Ladybug Girl at the Beach, by David Soman: This one gets only a tepid response from me. I know some people are enchanted with this series, but it's a "meh" for me. One book about Ladybug Girl was enough, I think. A fourth book seems too much. Sorry, this one's an SMP (Shameless Marketing Plug).

Of Thee I Sing: A letter to my daughters, by Barack Obama: Well, if it's not an SMP, it's certainly an SPP (Shameless Political Plug), but for all that it's actually kind of a nice book. The illustrations are gorgeous, always a good thing, and the subject matter -- all the qualities the writer either sees in or wants for his children, exemplified by Americans of the past. Children are introduced to Georgia O'Keefe, Billie Holliday, Cesar Chavez, Helen Keller, George's wonderfully multi-cultural, historical, even inspirational. For older kids, through 3rd grade.

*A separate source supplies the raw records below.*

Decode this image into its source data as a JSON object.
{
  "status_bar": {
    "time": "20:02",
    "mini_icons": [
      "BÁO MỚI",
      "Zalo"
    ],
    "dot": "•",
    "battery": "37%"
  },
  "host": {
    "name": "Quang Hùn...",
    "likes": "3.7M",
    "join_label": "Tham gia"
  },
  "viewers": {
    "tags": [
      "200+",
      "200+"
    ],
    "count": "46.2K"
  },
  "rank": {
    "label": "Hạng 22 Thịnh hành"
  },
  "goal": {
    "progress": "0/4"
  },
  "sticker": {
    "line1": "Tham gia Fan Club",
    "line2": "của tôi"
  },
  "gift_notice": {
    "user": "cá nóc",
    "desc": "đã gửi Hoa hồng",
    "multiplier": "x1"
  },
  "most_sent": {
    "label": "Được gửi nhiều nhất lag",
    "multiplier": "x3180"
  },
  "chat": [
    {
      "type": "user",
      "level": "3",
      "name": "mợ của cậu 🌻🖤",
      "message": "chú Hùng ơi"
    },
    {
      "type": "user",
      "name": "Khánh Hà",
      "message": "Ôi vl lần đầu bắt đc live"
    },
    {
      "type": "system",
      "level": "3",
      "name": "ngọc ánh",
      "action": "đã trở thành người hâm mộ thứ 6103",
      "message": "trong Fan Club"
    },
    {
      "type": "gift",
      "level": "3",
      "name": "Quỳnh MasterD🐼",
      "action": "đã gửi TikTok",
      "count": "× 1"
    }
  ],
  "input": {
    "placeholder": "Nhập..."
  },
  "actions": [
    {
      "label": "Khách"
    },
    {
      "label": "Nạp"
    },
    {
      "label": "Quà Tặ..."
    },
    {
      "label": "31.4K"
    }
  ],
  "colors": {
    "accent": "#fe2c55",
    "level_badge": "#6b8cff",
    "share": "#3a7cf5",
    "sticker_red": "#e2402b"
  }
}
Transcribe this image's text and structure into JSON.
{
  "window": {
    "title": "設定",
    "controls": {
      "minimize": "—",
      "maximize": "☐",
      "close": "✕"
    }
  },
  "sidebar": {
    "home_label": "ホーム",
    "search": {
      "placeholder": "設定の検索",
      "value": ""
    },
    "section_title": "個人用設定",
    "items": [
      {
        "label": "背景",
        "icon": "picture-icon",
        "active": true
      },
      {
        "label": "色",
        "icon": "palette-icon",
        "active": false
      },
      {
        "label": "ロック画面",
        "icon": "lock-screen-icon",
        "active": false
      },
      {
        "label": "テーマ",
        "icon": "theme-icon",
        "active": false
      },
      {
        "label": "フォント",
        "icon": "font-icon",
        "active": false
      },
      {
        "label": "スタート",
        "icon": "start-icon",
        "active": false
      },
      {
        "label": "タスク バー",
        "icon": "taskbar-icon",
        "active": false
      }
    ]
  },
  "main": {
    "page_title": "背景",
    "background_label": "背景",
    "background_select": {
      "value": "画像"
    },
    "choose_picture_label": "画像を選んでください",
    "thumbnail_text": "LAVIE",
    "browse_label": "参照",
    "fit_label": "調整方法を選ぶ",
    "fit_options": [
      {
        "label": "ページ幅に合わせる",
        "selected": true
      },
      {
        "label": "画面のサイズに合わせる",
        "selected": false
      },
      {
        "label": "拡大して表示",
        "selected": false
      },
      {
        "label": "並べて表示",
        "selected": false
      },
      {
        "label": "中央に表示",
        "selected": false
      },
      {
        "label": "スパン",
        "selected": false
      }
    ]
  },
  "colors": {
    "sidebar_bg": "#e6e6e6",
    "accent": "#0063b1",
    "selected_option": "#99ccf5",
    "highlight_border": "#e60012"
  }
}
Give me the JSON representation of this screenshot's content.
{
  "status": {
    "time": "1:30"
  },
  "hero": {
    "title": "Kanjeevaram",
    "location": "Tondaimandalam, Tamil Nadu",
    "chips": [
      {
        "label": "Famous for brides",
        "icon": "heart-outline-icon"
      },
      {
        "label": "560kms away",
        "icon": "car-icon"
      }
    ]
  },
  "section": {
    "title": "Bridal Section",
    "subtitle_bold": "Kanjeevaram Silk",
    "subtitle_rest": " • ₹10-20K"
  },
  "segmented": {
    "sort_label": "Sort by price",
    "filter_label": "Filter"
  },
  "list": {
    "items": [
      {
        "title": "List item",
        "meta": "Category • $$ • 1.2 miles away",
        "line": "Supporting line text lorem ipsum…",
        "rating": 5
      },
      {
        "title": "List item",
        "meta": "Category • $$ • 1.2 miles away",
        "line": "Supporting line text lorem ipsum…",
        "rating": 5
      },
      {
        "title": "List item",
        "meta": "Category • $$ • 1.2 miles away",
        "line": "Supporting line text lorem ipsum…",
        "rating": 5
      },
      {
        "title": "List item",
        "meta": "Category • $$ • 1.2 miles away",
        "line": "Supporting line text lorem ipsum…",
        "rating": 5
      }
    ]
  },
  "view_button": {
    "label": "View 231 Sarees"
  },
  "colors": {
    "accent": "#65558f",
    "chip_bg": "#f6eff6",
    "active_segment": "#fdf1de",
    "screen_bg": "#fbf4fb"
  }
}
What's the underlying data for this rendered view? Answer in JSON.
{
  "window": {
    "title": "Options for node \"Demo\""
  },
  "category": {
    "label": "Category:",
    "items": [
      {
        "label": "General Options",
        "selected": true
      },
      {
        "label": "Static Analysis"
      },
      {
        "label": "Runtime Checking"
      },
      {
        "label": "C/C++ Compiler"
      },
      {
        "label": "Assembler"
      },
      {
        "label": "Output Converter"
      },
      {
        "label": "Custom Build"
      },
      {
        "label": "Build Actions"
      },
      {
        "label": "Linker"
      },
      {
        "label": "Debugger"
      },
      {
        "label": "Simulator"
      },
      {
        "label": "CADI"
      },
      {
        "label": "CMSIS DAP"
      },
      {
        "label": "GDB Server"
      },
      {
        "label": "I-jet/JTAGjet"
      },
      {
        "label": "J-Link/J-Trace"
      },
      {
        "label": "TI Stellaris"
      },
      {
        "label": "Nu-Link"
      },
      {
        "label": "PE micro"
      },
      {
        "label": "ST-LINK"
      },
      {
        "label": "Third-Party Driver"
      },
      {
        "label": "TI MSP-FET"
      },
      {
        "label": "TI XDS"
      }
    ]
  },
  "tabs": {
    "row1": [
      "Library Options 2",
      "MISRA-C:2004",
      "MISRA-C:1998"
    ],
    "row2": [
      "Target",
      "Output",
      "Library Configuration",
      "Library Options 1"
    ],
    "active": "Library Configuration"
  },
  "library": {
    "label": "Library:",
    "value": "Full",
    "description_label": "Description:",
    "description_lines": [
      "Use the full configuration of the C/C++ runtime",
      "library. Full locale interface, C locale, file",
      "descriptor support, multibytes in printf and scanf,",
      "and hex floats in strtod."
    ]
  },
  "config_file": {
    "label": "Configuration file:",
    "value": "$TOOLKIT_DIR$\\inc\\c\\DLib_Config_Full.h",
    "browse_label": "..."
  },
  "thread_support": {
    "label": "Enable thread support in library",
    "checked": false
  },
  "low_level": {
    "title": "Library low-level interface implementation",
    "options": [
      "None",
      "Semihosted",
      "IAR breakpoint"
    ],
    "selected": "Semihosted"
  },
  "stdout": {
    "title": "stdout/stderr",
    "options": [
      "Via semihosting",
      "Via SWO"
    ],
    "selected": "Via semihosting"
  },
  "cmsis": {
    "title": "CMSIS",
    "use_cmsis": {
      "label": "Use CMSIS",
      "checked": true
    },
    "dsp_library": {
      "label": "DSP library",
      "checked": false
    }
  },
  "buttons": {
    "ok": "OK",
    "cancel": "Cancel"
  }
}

Three Little Kittens, by Jerry Pinkney: Pinkney has been around quite a while, and has tackled classic fairy tales and nursery rhymes before. He's also a Caldecott Medal Winner for his 2009 The Lion and the Mouse, so anything by him packs a lot of talent and expertise. That's why I feel kind of guilty panning this one. The illustrations, normally a highlight in Pinkney's work, fell flat for me. Yes, they're lush, but they somehow looked like he was channelling Jan Brett and the fusion didn't quite work for me. And frankly, as nursery rhymes go, The Three Little Kittens is one of the more annoying ones out there, so for me this whole volume fell flat. Not an SMP, but not, for me, worth a mention on a top 10 list.

Dog Loves Books, by Louise Yates: I'm a sucker for book lovers and this one had me about 3 pages in. Dog does love books -- he loves the smell of them, the feel of them, he loves everything about them. He loves them so much, he decides to open a bookstore. This is a simple story with whimsical, soft watercolor illustrations that capture the imaginative journeys books can take us on. It will appeal to younger children, and maybe even encourage them to love books like dog does.

So there you have it: My highly opinionated take on Amazon's Best Books of 2010.